The needle exchange program is designed to help stop the spread of the virus, and Clark County officials want the public to know the services are still active.

Eric Yazel, a county health officer, said more than 500 people are exchanging needles, seeking treatment or getting tested for HIV and hepatitis under the state program. ​

"About three years ago, we saw a huge spike in our overdose deaths," Yazel told WAVE 3 News. "A lot of that was from IV drug use. The reality is that people who use IV drugs are going to use whether syringes are available or not. That's where the origin of a syringe service program came." ​

Tuesday, an Indiana bill set to extend the services past 2021 died on the floor of the Indiana Senate. ​

“We’re studying the ramifications of what happened today, and the short answer is we don’t know,” Yazel said. “But the issue is IV drug use, and the public impact is a medical issue, not a political issue. Our numbers are such that it’s still a necessity right now.” ​

Yazel said now is not the time to end services, adding the program has been working in Clark County.

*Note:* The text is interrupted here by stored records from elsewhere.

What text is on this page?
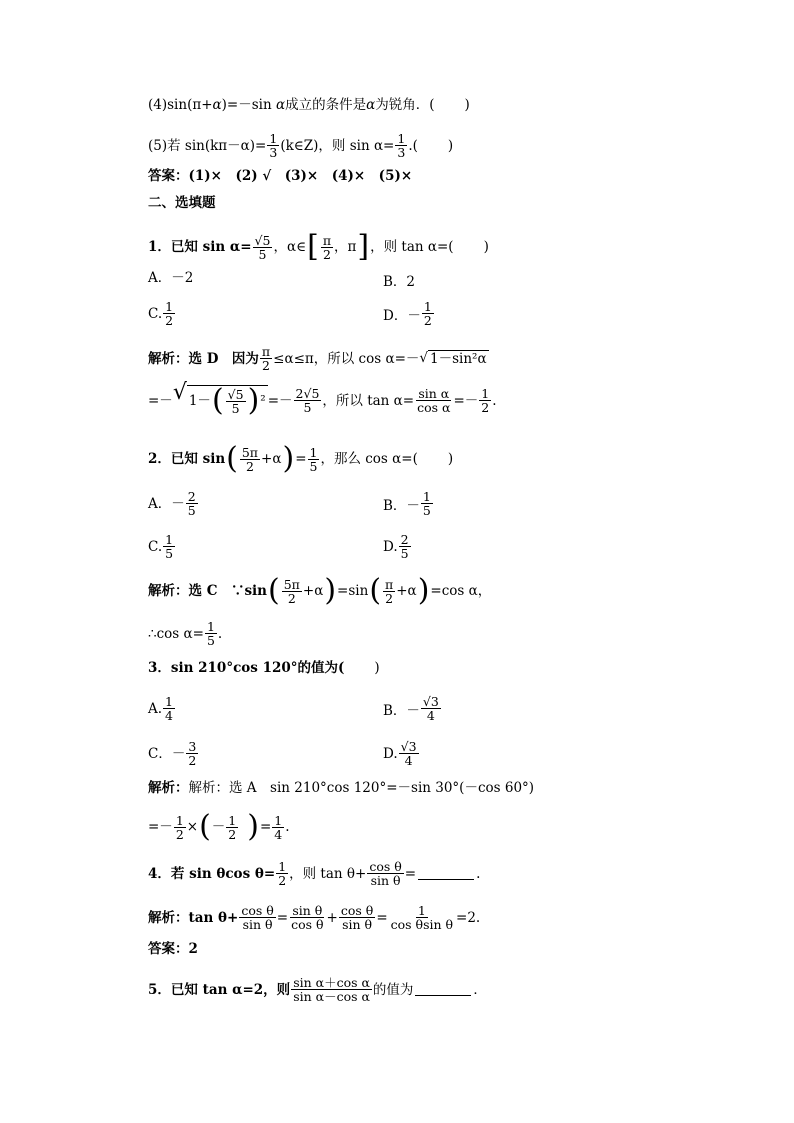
(4)sin(π+ α )=－sin α 成立的条件是 α 为锐角．( )
(5)若 $\sin(k\pi-\alpha)= \frac{1}{3}$ (k∈Z)，则 $\sin \alpha= \frac{1}{3}$ .( )
答案：(1)×　(2) √　(3)×　(4)×　(5)×
二、选填题
1．已知 $\sin \alpha= \frac{√5}{5}$ ，α∈ [ $\frac{\pi}{2}$ ，π ] ，则 tan α=( )
A．－2	B．2
C. $\frac{1}{2}$	D．－ $\frac{1}{2}$
解析：选 D　因为 $\frac{\pi}{2} \le\alpha\le\pi$，所以 cos α=－ √ 1－sin²α
=－ √ 1－ ( $\frac{√5}{5}$ ) $^2 =- \frac{2√5}{5}$ ，所以 $\tan \alpha= \frac{\text{sin α}}{\text{cos α}} =- \frac{1}{2}$ .
2．已知 sin ( $\frac{5\pi}{2} +\alpha$ ) = $\frac{1}{5}$ ，那么 cos α=( )
A．－ $\frac{2}{5}$	B．－ $\frac{1}{5}$
C. $\frac{1}{5}$	D. $\frac{2}{5}$
解析：选 C　∵sin ( $\frac{5\pi}{2} +\alpha$ ) =sin ( $\frac{\pi}{2} +\alpha$ ) =cos α，
∴cos $\alpha= \frac{1}{5}$ .
3．sin 210°cos 120°的值为( )
A. $\frac{1}{4}$	B．－ $\frac{√3}{4}$
C．－ $\frac{3}{2}$	D. $\frac{√3}{4}$
解析： 解析：选 A　sin 210°cos 120°=－sin 30°(－cos 60°)
=－ $\frac{1}{2}$ × ( － $\frac{1}{2}$ ) = $\frac{1}{4}$ .
4．若 sin θcos $\theta= \frac{1}{2}$ ，则 $\tan \theta+ \frac{\text{cos θ}}{\text{sin θ}}$ =	.
解析：$\tan \theta+ \frac{\text{cos θ}}{\text{sin θ}} = \frac{\text{sin θ}}{\text{cos θ}} + \frac{\text{cos θ}}{\text{sin θ}} = \frac{1}{\text{cos θsin θ}} =2$.
答案：2
5．已知 tan α=2，则 $\frac{\text{sin α＋cos α}}{\text{sin α－cos α}}$ 的值为	．
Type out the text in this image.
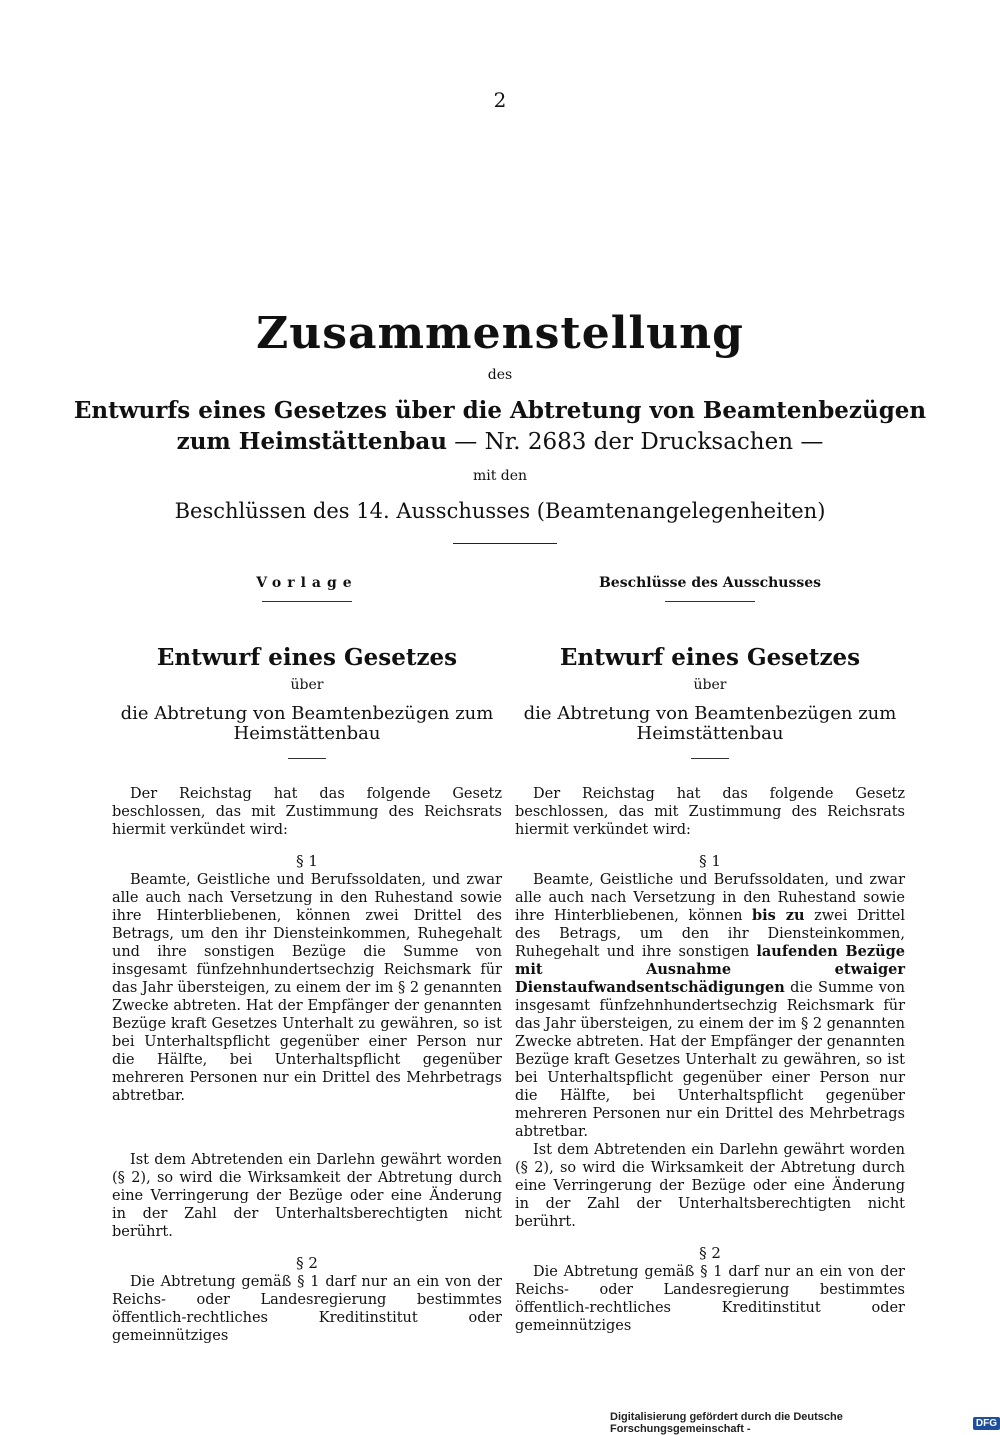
2
Zusammenstellung
des
Entwurfs eines Gesetzes über die Abtretung von Beamtenbezügen
zum Heimstättenbau — Nr. 2683 der Drucksachen —
mit den
Beschlüssen des 14. Ausschusses (Beamtenangelegenheiten)
Vorlage
Entwurf eines Gesetzes
über
die Abtretung von Beamtenbezügen zum Heimstättenbau

Der Reichstag hat das folgende Gesetz beschlossen, das mit Zustimmung des Reichsrats hiermit verkündet wird:

§ 1

Beamte, Geistliche und Berufssoldaten, und zwar alle auch nach Versetzung in den Ruhestand sowie ihre Hinterbliebenen, können zwei Drittel des Betrags, um den ihr Diensteinkommen, Ruhegehalt und ihre sonstigen Bezüge die Summe von insgesamt fünfzehnhundertsechzig Reichsmark für das Jahr übersteigen, zu einem der im § 2 genannten Zwecke abtreten. Hat der Empfänger der genannten Bezüge kraft Gesetzes Unterhalt zu gewähren, so ist bei Unterhaltspflicht gegenüber einer Person nur die Hälfte, bei Unterhaltspflicht gegenüber mehreren Personen nur ein Drittel des Mehrbetrags abtretbar.

Ist dem Abtretenden ein Darlehn gewährt worden (§ 2), so wird die Wirksamkeit der Abtretung durch eine Verringerung der Bezüge oder eine Änderung in der Zahl der Unterhaltsberechtigten nicht berührt.

§ 2

Die Abtretung gemäß § 1 darf nur an ein von der Reichs- oder Landesregierung bestimmtes öffentlich-rechtliches Kreditinstitut oder gemeinnütziges

Beschlüsse des Ausschusses
Entwurf eines Gesetzes
über
die Abtretung von Beamtenbezügen zum Heimstättenbau

Der Reichstag hat das folgende Gesetz beschlossen, das mit Zustimmung des Reichsrats hiermit verkündet wird:

§ 1

Beamte, Geistliche und Berufssoldaten, und zwar alle auch nach Versetzung in den Ruhestand sowie ihre Hinterbliebenen, können bis zu zwei Drittel des Betrags, um den ihr Diensteinkommen, Ruhegehalt und ihre sonstigen laufenden Bezüge mit Ausnahme etwaiger Dienstaufwandsentschädigungen die Summe von insgesamt fünfzehnhundertsechzig Reichsmark für das Jahr übersteigen, zu einem der im § 2 genannten Zwecke abtreten. Hat der Empfänger der genannten Bezüge kraft Gesetzes Unterhalt zu gewähren, so ist bei Unterhaltspflicht gegenüber einer Person nur die Hälfte, bei Unterhaltspflicht gegenüber mehreren Personen nur ein Drittel des Mehrbetrags abtretbar.

Ist dem Abtretenden ein Darlehn gewährt worden (§ 2), so wird die Wirksamkeit der Abtretung durch eine Verringerung der Bezüge oder eine Änderung in der Zahl der Unterhaltsberechtigten nicht berührt.

§ 2

Die Abtretung gemäß § 1 darf nur an ein von der Reichs- oder Landesregierung bestimmtes öffentlich-rechtliches Kreditinstitut oder gemeinnütziges

Digitalisierung gefördert durch die Deutsche Forschungsgemeinschaft -	DFG
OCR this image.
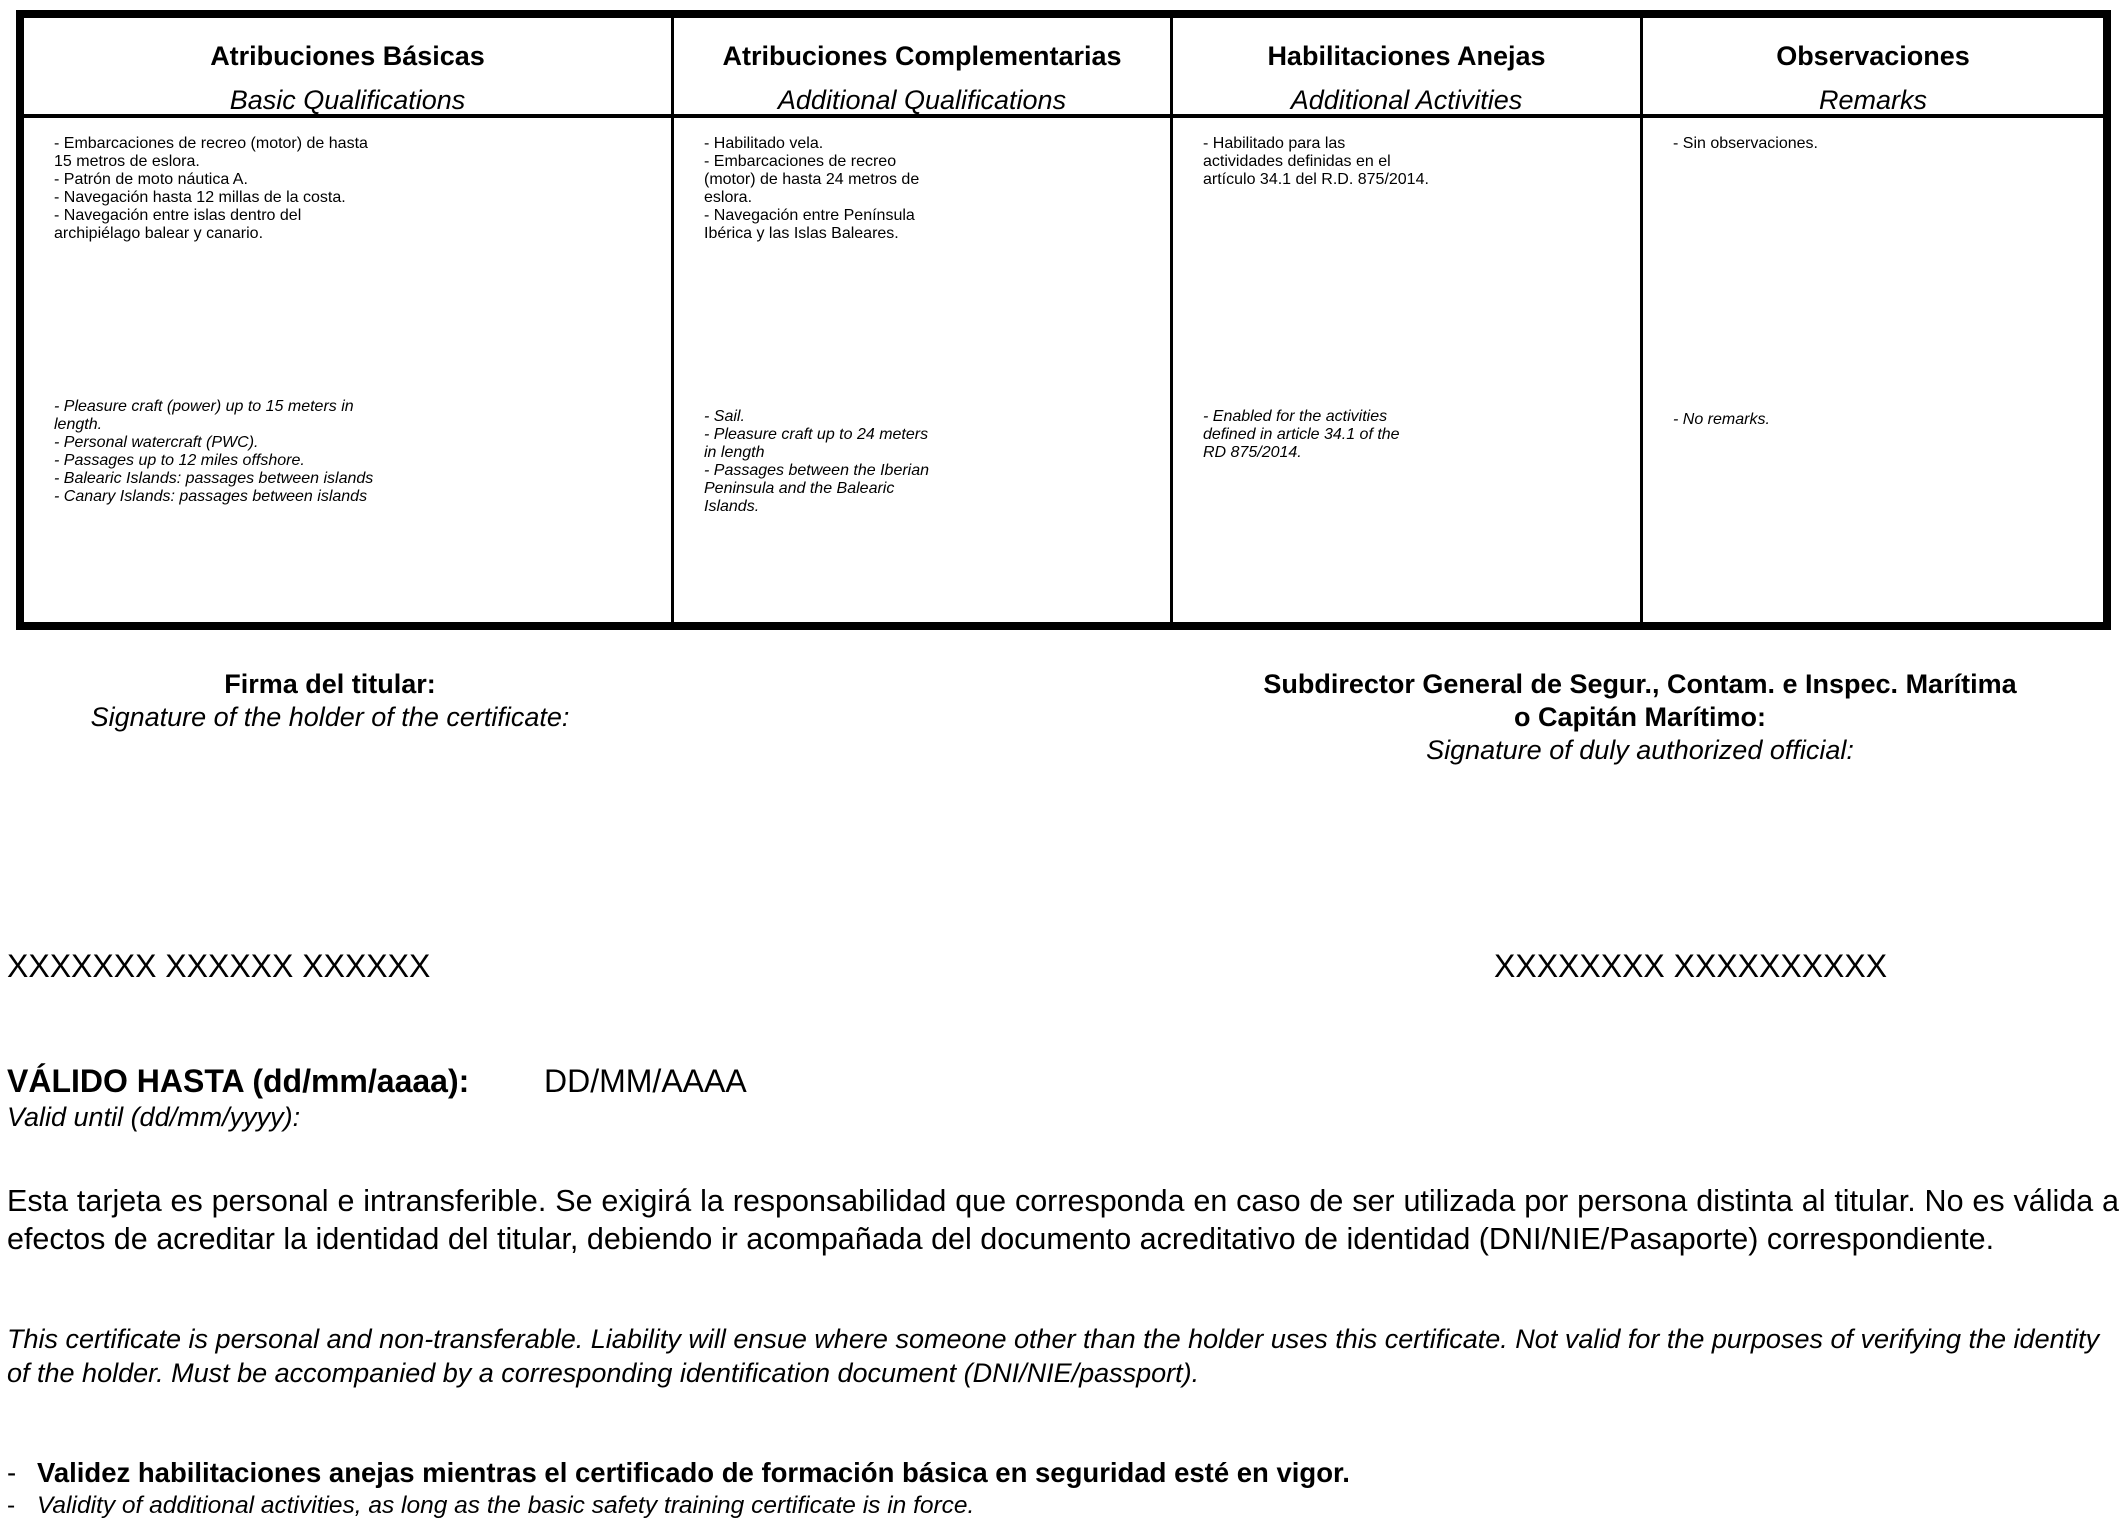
Atribuciones Básicas
Basic Qualifications
- Embarcaciones de recreo (motor) de hasta
15 metros de eslora.
- Patrón de moto náutica A.
- Navegación hasta 12 millas de la costa.
- Navegación entre islas dentro del
archipiélago balear y canario.
- Pleasure craft (power) up to 15 meters in
length.
- Personal watercraft (PWC).
- Passages up to 12 miles offshore.
- Balearic Islands: passages between islands
- Canary Islands: passages between islands
Atribuciones Complementarias
Additional Qualifications
- Habilitado vela.
- Embarcaciones de recreo
(motor) de hasta 24 metros de
eslora.
- Navegación entre Península
Ibérica y las Islas Baleares.
- Sail.
- Pleasure craft up to 24 meters
in length
- Passages between the Iberian
Peninsula and the Balearic
Islands.
Habilitaciones Anejas
Additional Activities
- Habilitado para las
actividades definidas en el
artículo 34.1 del R.D. 875/2014.
- Enabled for the activities
defined in article 34.1 of the
RD 875/2014.
Observaciones
Remarks
- Sin observaciones.
- No remarks.
Firma del titular:
Signature of the holder of the certificate:
Subdirector General de Segur., Contam. e Inspec. Marítima
o Capitán Marítimo:
Signature of duly authorized official:
XXXXXXX XXXXXX XXXXXX	XXXXXXXX XXXXXXXXXX
VÁLIDO HASTA (dd/mm/aaaa): DD/MM/AAAA
Valid until (dd/mm/yyyy):
Esta tarjeta es personal e intransferible. Se exigirá la responsabilidad que corresponda en caso de ser utilizada por persona distinta al titular. No es válida a efectos de acreditar la identidad del titular, debiendo ir acompañada del documento acreditativo de identidad (DNI/NIE/Pasaporte) correspondiente.
This certificate is personal and non-transferable. Liability will ensue where someone other than the holder uses this certificate. Not valid for the purposes of verifying the identity of the holder. Must be accompanied by a corresponding identification document (DNI/NIE/passport).
- Validez habilitaciones anejas mientras el certificado de formación básica en seguridad esté en vigor.
- Validity of additional activities, as long as the basic safety training certificate is in force.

He said since the program started, there has been a 30 percent decrease in skin and soft tissue infections, overdose deaths have been cut in half, and several new cases of HIV and hepatitis have been diagnosed. ​

"I hope a day comes where these programs aren't necessary, where we've made an impact," he said. "But we're a long way from that reality today."

Yazel said that the programs may have started because of the opioid epidemic, but now there’s a different problem at hand. He said people are switching over to meth, which can still be injected.